My 7500 square foot cabinet shop just burned to the ground. The building used to be my grandfather's hardware store. It was not perfect, as the ceilings in 2400 square feet of it were just under 8' and I could not even stand a sheet of plywood up.
I have always built face frame cabinets but have been wanting to switch over to frameless. As I plan to rebuild, I have lots of questions and am taking any advice I can get. I plan to get a CNC router. Also a forklift, which I have never had before. What type of floor plan layout works? What ceiling height minimum would you recommend? Minimum shop size? I was a 2 -3 man shop and plan to stay that size or smaller. Minimum equipment recommendations? While retooling the entire shop I am trying to learn what equipment is needed for frameless and just where to start.
From contributor M:
Are you rebuilding in the same 7500' square foot space? If you are, I'd spec the ceiling at 16' minimum. For frameless, I'd get a case clamp, vertical panel saw, slider (with miter capability), best edgebander I could afford, and racks for material storage. Put that forklift to use.
I don't care what anyone else says, but dowels are the quickest and most efficient way (not the strongest) to construct a frameless cabinet. The case clamp will prove its worth with dowels. And it's great for cold press clamping too. If you make doweled drawers, the case clamp can squeeze 'em square all at once (if they are all the same size) in no time. A few staples through the bottoms, and done. I could go on all day about the utility of the case clamp and dowels. But alas, I am now without case clamp. I miss you, case clamp.

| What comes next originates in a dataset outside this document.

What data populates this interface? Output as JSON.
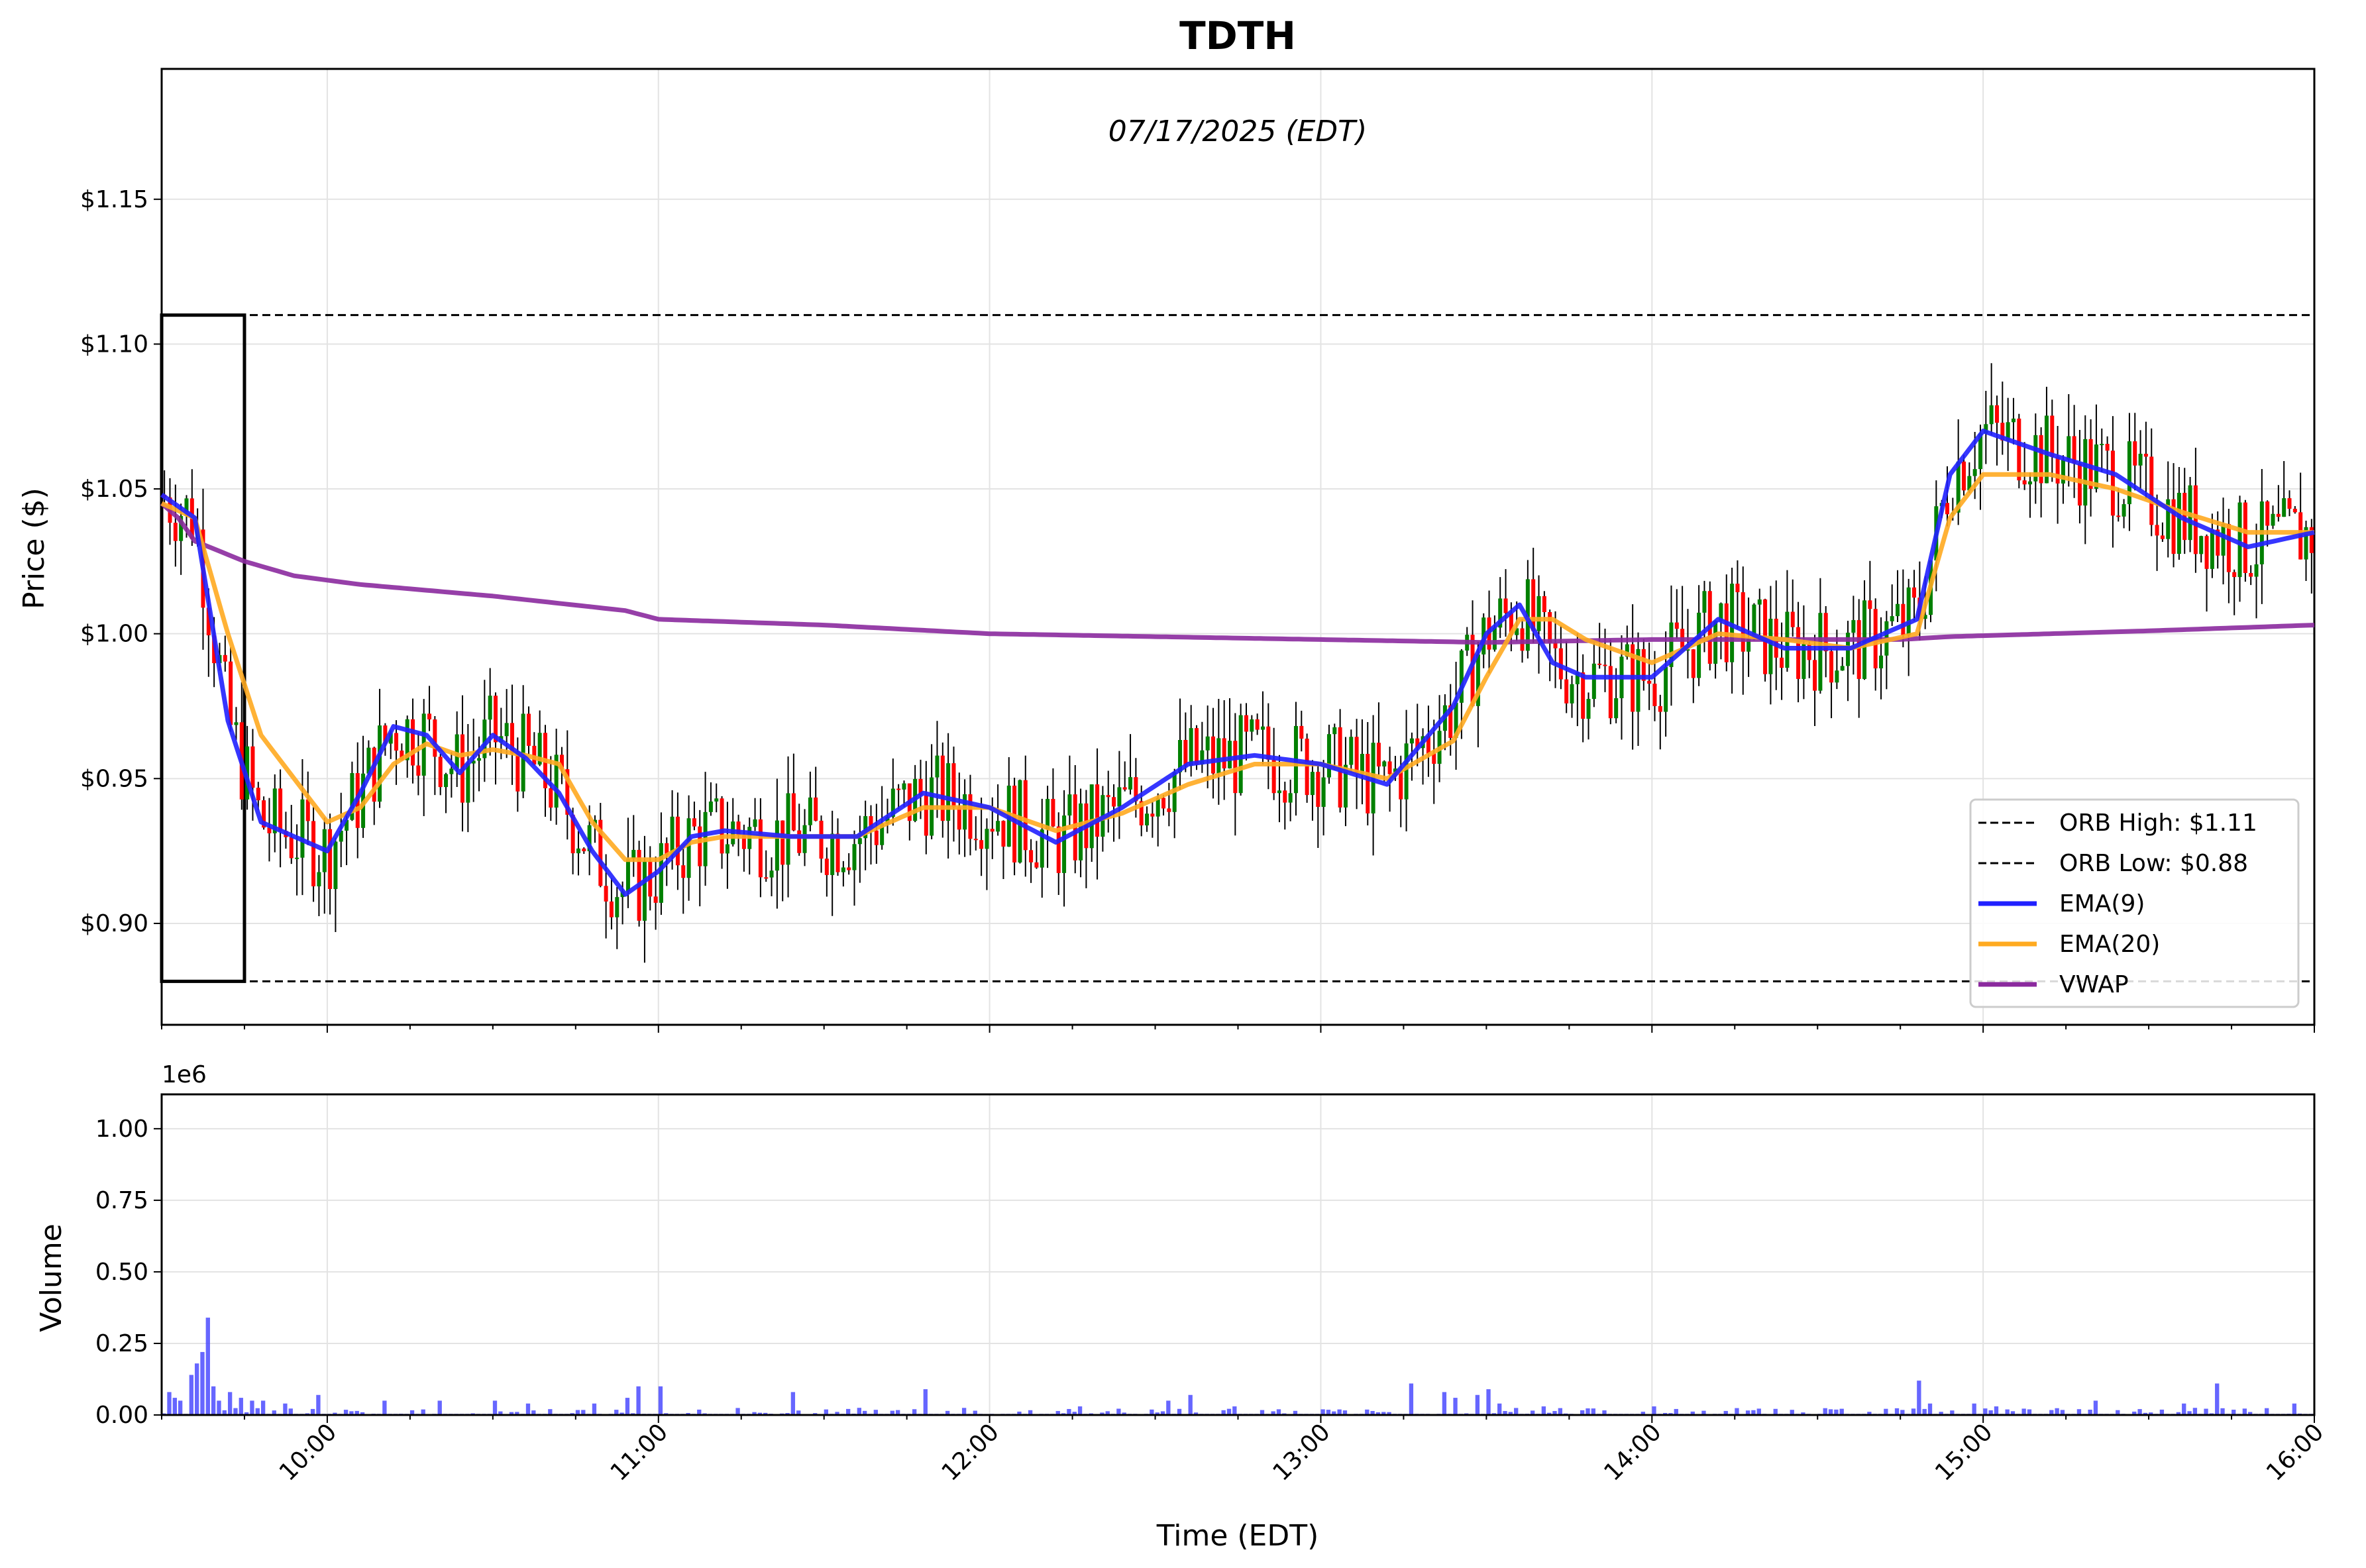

One good thing about the timing of this fire - the cost of good used machinery is way down right now, and there are some deals to be had on new stuff. With frameless you will need either a good sliding table saw or a panel saw that will cut your sheet goods true. Frameless is quicker and easier to put together but must be built more precise. You pretty well should know what you need with face frame cabinets. One of the other nice things about frameless is you can get away with a minimum amount of tools with the exception of the saw for a while. One thing you could do to fill the gap is outsource as many of your cabinets as possible to meet any deadlines you might have had. There are several good outfits around that will make everything and send you all the pieces.